Opening with ‘Snake Eyes’ from their third and latest album, Wilder Mind, where the tweed-clad clan once stood, now there is a band playing rock, with all the conventional aesthetics.
In black skinny jeans and a black shirt, Marcus Mumford fully embodies the typical frontman, in a Coldplay dynamic which seems to be present for the vast majority of the two-hour set.
‘Snake Eyes’ is not a dramatic opener. Indeed, friends continue their pre-gig swigs and conversations until smash-hit ‘Little Lion Man’ fixates the crowd into a sing-a long frenzy and the band seem as strong in their folk delivery as they’ve always been.
The brilliantly distinctive roar of Mumford’s vocals continue with the lyrically expressive ‘White Blank Page’, but only for excitement to diminish as the band revert back to performing their seemingly less popular material. Even latest favourites ‘Tompkins Square Park’ and ‘Believe’ don’t go down with quite the same enthusiasm as early tracks.
The show doesn’t really seem as though it’s truly started until past midway through with ‘The Cave’.
There no denying that the band demonstrate versatility – Mumford pulls up a stool at a drum kit for several songs – though they may be struggling with an identity crisis.
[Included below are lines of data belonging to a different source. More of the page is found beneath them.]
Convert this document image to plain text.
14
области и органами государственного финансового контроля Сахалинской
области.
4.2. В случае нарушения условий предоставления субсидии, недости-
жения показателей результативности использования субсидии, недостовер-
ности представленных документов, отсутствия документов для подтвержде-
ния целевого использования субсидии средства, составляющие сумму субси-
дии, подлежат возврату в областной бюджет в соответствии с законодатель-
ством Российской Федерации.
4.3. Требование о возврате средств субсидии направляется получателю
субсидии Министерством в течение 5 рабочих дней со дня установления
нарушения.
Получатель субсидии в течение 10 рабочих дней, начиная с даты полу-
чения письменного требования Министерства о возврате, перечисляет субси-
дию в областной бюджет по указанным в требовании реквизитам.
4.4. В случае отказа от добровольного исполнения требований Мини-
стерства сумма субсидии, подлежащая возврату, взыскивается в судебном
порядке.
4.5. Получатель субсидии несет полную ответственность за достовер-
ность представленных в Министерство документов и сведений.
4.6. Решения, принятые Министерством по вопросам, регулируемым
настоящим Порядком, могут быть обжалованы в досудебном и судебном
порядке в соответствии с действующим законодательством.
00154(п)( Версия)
Wilder Mind tracks are fuelled by Mumford’s bravado, but received with laughter; during ‘Ditmas’ the lead is seen flare in hand among the crowd before partaking in some distinctly amateur crowd-surfing, rolling back to the stage to the sound of cheer and applause. But this is very much irony-filled.
The band’s feisty demeanour continues even into ‘Dust Bowl Dance’; possibly one of the set’s highlights if it didn’t appear so try-hard.
We’re led to feel bad for a band who, once mocked for their clean, over-polished faux-folk style, now have their authenticity as a rock group mocked too; but there is absolutely no doubt to which they are better suited.
This is re-affirmed during the first encore, where the foursome move to a smaller, more central stage for the acoustic ‘Timshel’ and ‘Sister’. Harmonies are utterly pitch-perfect and completely chilling as the band gather round a sole mic. We see a glimpse of what the band first were, and it’s all rather bromantic.
Although their new electrified material seems less rehearsed and at times more raw, the switching between electric and acoustic-folk is like watching the sets of two very different bands – one which the crowd adore and relish with every lyric, and another they enjoy casually over a pint and a chat.